Dickinson’s grandfather was a Bristol merchant with Jamaican interests and his father had purchased the Kingweston estate and other landed property in Somerset. He was the residuary legatee of his father’s estate, which included plantations in Jamaica and was sworn under £7,500.
He was a fairly regular attender who continued to act with the Whig opposition to Lord Liverpool’s ministry on most issues, including parliamentary reform, 25 Apr. 1822, 24 Apr. 1823, 27 Apr. 1826. He was a conscientious county Member, presenting petitions from various interests and serving on relevant committees. He was granted five weeks’ leave owing to the death of a near relation, 12 June 1820. He divided against Catholic claims, 28 Feb 1821. He strongly endorsed the claims for compensation from American loyalists who had ‘sacrificed their property’ through attachment to the British cause, 21 Mar. He supported inquiry into conditions at Ilchester gaol, 11 Apr., but disbelieved the allegations made against the gaoler and stated that as a magistrate he had personally conducted an inspection. He successfully moved to discharge the order for a copy of the visiting magistrates’ report, 21 June, acting as a majority teller. In announcing that he would not proceed with his intended sewers bill for improved land drainage, 11 Apr. 1821, he said he would move next session for a select committee instead and complained of the accusations of private interest made against the bill’s supporters in a pamphlet.
Dickinson attended both of the Somerset county meetings in January 1823. At the first, he repudiated Hunt’s assertions that he had ‘got a sly bit for himself’ out of excessive government expenditure, through his role as an officer in the yeomanry cavalry and his lease from the crown on favourable terms of the Flatholm lighthouse in the Bristol Channel. He supported the petition for relief from agricultural distress as ‘applicable to the situation’, but opposed calls for tithe commutation which would impoverish the church and clergy. At the second meeting, he again rebutted Hunt’s accusations of corruption and stated that, while he favoured some measure of reform, he was ‘against radical reform as contrary to the genius and spirit of the English constitution’.
He was prevented by illness from attending the debate on Catholic claims, 6 Mar. 1827, but it was reported that he would have voted against them.

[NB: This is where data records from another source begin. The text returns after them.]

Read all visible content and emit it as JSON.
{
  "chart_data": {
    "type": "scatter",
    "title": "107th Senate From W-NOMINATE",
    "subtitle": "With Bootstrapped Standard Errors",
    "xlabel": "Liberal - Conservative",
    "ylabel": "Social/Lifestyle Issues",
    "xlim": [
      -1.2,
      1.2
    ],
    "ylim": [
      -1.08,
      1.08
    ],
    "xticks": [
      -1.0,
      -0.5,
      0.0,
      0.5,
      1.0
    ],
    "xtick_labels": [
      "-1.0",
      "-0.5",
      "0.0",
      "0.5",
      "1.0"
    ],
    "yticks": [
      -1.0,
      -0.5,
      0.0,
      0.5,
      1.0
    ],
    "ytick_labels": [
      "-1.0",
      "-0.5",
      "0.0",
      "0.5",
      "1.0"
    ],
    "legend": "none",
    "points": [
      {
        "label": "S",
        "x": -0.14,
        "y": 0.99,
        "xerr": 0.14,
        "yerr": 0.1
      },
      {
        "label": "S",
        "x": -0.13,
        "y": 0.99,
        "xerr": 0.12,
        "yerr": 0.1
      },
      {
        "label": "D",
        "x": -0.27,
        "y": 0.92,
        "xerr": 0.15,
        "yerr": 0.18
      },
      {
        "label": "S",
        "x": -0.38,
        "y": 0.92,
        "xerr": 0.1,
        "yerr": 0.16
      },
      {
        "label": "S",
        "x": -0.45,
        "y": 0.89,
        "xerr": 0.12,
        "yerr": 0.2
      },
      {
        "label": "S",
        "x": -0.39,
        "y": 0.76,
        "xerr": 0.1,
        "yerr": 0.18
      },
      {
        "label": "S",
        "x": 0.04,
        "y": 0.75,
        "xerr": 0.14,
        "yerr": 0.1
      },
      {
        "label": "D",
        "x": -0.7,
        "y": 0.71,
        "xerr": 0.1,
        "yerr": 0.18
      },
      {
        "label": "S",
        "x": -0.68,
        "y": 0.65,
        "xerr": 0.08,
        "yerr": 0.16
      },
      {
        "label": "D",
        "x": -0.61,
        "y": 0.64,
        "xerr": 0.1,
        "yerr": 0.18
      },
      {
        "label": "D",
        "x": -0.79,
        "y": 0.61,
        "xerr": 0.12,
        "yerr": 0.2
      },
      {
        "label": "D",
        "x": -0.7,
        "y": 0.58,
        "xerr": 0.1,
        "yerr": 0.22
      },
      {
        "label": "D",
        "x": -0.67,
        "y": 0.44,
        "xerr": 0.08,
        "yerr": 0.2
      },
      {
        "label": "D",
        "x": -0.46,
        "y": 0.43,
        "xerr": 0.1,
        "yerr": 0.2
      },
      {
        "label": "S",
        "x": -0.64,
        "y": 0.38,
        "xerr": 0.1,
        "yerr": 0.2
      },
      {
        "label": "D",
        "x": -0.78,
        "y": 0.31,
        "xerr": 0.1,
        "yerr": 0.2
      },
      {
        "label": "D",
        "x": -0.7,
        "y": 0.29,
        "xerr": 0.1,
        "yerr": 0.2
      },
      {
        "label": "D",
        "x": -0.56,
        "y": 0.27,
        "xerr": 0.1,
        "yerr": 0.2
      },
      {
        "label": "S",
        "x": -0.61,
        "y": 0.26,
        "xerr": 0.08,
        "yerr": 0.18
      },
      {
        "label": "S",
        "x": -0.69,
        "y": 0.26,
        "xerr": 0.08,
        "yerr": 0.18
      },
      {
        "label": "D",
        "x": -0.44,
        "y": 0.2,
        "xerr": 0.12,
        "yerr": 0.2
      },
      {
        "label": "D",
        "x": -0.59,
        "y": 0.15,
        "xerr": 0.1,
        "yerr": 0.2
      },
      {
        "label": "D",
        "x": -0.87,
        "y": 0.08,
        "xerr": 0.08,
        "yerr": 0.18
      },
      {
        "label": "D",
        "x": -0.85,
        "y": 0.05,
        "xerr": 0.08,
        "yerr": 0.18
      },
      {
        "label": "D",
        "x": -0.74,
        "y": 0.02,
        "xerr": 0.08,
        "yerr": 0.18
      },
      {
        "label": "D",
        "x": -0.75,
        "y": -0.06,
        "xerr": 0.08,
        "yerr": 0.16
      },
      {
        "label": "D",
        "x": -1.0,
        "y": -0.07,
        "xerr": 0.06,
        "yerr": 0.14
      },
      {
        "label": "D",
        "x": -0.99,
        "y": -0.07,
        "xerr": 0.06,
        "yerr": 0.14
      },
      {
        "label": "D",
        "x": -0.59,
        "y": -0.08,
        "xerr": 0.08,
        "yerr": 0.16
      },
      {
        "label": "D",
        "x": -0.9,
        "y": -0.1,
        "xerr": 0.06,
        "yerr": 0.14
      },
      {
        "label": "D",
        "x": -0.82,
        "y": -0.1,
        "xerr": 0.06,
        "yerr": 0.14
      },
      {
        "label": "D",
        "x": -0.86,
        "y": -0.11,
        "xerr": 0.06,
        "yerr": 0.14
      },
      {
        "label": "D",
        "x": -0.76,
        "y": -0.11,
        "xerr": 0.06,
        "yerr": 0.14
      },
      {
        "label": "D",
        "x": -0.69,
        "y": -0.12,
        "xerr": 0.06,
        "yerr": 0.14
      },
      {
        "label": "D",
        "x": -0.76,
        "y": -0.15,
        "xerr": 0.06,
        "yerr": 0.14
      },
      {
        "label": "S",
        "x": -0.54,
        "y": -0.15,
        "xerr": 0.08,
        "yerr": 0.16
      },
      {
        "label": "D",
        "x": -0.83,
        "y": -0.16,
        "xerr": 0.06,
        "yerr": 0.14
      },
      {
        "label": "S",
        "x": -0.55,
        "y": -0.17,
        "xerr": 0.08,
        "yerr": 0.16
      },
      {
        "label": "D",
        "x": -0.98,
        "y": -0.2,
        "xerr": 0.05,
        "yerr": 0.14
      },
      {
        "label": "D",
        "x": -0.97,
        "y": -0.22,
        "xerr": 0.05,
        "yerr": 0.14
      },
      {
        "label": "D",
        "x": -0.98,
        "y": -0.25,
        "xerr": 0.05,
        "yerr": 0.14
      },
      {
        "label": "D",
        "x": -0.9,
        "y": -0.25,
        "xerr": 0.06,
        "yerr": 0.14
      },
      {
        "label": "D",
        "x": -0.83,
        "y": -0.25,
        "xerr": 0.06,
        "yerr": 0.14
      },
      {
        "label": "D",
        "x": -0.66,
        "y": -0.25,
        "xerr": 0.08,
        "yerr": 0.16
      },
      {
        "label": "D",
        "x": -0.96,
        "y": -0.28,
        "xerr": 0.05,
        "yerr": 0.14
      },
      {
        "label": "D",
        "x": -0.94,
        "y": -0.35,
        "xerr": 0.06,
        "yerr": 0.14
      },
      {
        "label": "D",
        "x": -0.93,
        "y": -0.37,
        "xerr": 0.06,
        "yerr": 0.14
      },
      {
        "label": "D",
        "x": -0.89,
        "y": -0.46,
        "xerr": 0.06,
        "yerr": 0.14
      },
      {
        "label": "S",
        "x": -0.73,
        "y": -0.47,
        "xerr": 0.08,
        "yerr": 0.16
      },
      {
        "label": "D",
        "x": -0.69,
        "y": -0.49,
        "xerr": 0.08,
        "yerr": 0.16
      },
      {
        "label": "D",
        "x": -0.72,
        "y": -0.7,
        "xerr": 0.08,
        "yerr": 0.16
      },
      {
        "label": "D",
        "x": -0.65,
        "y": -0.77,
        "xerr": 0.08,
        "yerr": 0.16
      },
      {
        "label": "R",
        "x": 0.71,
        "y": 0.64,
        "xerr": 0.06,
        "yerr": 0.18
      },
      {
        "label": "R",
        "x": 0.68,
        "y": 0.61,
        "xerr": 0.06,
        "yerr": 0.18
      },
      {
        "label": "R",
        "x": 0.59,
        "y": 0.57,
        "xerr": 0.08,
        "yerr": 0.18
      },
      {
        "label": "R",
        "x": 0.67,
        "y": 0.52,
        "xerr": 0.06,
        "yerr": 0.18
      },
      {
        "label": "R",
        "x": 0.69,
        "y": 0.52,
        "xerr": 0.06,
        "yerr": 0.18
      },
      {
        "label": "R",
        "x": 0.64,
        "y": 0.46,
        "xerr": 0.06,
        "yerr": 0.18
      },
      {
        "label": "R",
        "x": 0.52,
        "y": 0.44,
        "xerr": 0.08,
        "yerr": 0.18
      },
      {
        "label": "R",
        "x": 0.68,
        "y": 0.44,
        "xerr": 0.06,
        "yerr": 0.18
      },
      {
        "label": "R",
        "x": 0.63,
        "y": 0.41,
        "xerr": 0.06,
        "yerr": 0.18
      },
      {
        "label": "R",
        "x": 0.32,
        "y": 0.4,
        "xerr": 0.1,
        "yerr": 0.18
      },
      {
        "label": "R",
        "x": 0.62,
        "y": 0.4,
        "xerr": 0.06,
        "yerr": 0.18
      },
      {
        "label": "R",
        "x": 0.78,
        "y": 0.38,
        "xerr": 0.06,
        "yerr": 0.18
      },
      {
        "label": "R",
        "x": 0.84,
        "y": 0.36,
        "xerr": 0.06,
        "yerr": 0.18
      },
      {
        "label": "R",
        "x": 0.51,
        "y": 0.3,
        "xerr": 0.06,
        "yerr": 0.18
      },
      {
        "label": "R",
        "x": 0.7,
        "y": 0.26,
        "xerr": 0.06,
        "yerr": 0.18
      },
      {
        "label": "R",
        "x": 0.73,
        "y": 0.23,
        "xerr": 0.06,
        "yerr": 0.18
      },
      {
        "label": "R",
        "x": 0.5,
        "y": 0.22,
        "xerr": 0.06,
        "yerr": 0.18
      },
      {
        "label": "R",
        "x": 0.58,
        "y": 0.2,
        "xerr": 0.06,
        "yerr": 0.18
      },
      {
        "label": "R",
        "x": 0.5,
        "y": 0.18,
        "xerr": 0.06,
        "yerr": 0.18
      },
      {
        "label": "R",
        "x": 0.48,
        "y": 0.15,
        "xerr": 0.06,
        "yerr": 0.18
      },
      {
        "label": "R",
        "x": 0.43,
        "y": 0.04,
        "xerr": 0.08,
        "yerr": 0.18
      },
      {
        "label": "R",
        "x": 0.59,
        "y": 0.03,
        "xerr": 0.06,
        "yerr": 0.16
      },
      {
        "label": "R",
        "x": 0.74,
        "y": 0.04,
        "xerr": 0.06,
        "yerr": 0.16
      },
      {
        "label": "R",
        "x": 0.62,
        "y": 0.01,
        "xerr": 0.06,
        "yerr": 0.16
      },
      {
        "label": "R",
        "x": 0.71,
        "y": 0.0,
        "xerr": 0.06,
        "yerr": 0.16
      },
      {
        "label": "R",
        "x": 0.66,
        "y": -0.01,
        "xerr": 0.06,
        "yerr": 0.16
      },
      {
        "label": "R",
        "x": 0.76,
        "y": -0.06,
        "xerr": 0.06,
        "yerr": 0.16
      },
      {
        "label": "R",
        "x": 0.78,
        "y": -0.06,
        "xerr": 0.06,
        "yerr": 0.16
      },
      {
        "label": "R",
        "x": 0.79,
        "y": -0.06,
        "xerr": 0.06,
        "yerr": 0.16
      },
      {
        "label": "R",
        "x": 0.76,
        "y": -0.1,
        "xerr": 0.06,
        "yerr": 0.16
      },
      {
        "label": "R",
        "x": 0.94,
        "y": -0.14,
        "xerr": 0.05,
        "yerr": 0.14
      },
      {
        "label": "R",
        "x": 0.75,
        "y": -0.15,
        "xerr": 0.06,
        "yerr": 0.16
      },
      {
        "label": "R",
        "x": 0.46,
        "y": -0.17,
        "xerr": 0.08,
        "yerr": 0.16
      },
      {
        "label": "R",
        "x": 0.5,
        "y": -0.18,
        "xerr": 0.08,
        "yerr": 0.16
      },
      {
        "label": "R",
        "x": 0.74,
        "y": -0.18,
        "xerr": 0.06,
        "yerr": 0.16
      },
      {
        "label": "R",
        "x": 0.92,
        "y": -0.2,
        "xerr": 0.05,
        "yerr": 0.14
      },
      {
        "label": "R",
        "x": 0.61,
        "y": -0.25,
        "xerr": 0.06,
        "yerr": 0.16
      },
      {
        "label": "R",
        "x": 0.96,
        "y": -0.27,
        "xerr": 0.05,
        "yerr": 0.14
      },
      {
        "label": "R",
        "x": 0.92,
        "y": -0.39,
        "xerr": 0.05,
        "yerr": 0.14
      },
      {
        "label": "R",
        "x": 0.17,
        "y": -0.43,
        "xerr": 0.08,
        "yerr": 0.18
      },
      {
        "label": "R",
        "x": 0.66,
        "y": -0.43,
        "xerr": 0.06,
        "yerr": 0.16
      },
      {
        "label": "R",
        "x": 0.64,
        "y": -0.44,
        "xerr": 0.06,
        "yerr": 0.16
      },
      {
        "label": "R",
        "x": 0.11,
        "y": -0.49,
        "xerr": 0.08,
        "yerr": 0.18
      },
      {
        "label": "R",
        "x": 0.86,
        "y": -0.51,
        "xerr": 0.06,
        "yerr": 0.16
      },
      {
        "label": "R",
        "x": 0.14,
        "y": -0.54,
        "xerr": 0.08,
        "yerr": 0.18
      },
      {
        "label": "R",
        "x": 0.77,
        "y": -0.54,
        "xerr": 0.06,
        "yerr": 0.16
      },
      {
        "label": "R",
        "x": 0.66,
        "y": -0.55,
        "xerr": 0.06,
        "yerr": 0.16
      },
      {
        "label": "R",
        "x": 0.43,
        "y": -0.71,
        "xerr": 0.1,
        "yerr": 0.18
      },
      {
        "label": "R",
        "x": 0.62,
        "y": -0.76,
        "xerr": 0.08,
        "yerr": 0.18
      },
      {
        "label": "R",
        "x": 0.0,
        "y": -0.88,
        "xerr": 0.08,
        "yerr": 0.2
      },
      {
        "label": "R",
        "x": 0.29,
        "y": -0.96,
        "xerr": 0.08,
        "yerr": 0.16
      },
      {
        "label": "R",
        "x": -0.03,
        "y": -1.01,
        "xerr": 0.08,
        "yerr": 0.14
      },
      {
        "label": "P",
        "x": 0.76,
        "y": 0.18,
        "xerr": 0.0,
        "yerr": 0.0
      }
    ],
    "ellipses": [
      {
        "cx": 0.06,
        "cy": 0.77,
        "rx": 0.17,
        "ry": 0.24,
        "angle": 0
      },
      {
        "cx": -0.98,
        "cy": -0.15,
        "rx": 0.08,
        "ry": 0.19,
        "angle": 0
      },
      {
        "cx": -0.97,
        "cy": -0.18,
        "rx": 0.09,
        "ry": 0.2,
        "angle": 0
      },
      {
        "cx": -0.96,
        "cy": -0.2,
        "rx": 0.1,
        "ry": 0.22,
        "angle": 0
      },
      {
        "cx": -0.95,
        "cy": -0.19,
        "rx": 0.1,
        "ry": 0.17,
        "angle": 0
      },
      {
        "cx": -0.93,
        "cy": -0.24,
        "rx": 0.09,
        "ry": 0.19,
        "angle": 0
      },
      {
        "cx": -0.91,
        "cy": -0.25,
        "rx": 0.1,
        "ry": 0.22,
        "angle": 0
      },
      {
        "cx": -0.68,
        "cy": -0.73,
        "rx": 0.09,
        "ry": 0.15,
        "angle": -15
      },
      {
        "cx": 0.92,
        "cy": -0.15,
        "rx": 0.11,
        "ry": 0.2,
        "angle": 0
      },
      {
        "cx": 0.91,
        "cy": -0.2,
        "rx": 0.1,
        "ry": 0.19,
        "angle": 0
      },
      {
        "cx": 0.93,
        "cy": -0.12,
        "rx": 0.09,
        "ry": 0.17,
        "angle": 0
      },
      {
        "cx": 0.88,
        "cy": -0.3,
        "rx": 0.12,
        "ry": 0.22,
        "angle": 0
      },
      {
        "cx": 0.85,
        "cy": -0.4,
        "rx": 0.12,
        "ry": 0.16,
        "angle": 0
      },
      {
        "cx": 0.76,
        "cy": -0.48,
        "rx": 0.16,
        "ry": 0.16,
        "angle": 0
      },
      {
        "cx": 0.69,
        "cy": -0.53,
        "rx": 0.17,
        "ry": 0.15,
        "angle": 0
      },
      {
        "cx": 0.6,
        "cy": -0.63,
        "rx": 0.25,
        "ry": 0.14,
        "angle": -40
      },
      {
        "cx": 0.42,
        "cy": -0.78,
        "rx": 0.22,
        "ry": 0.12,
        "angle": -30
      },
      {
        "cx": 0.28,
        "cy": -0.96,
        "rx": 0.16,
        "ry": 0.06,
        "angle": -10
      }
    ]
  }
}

In February 1829 Planta, the Wellington ministry’s patronage secretary, predicted that Dickinson would side ‘with government’ on Catholic emancipation. However, he presented several hostile petitions and twice voted against relief, 6 Mar., when he repeated his doubts that concession would satisfy the Irish Catholics but seemed reconciled to the government’s measure passing. He also expressed alarm at ‘the great increase of monastic institutions ... taking place in Somerset and other parts of the West of England’. He divided against the emancipation bill, 18, 27, 30 Mar., and the accompanying Irish franchise bill, 19, 20 Mar. He presented a petition from ‘a portion of the most distressed class of His Majesty’s subjects’, the silk-throwsters of Somerset, Dorset and Wiltshire, 9 Apr., and urged ministers not to ‘sacrifice an industrious people for a theory, nor apply the principles of free trade to a complex state of society that does not suit them’. He divided with the minority against going into committee on the silk trade bill, 1 May. He introduced a division of counties bill, 19 May, which received royal assent, 19 June (10 Geo. IV, c. 46). He voted with the minority to issue a new writ for East Retford, 2 June 1829. In February 1830 he accompanied a Bath deputation to the chancellor of the exchequer, Goulburn, representing their opposition to the assessed taxes.
The ministry regarded him as one of their ‘foes’, and he duly voted against them in the crucial civil list division, 15 Nov. 1830. He testified to the respectability of the Glastonbury petitioners for parliamentary reform, 2 Mar., but nevertheless divided against the second reading of the Grey ministry’s bill, 22 Mar. 1831. He excused himself from attending the Somerset reform meeting at Bridgwater, 28 Mar., owing to an attack of gout, but sent a letter explaining that he had opposed the bill because ‘he considered it unjust that Englishmen should be deprived of their privileges’. He approved of the increase in county Members, ‘inasmuch as it tended to strengthen the landed interest’, but strongly objected to the division of counties into ‘petty districts’, which would ‘give them too much the appearance of ... rotten boroughs’. He also feared that the registration provisions would lead to ‘vexatious annual litigation’. However, he expressed the hope that the bill might ‘receive such alterations as would make it a more moderate and less objectionable measure’, so that he could ‘vote for it on the third reading’.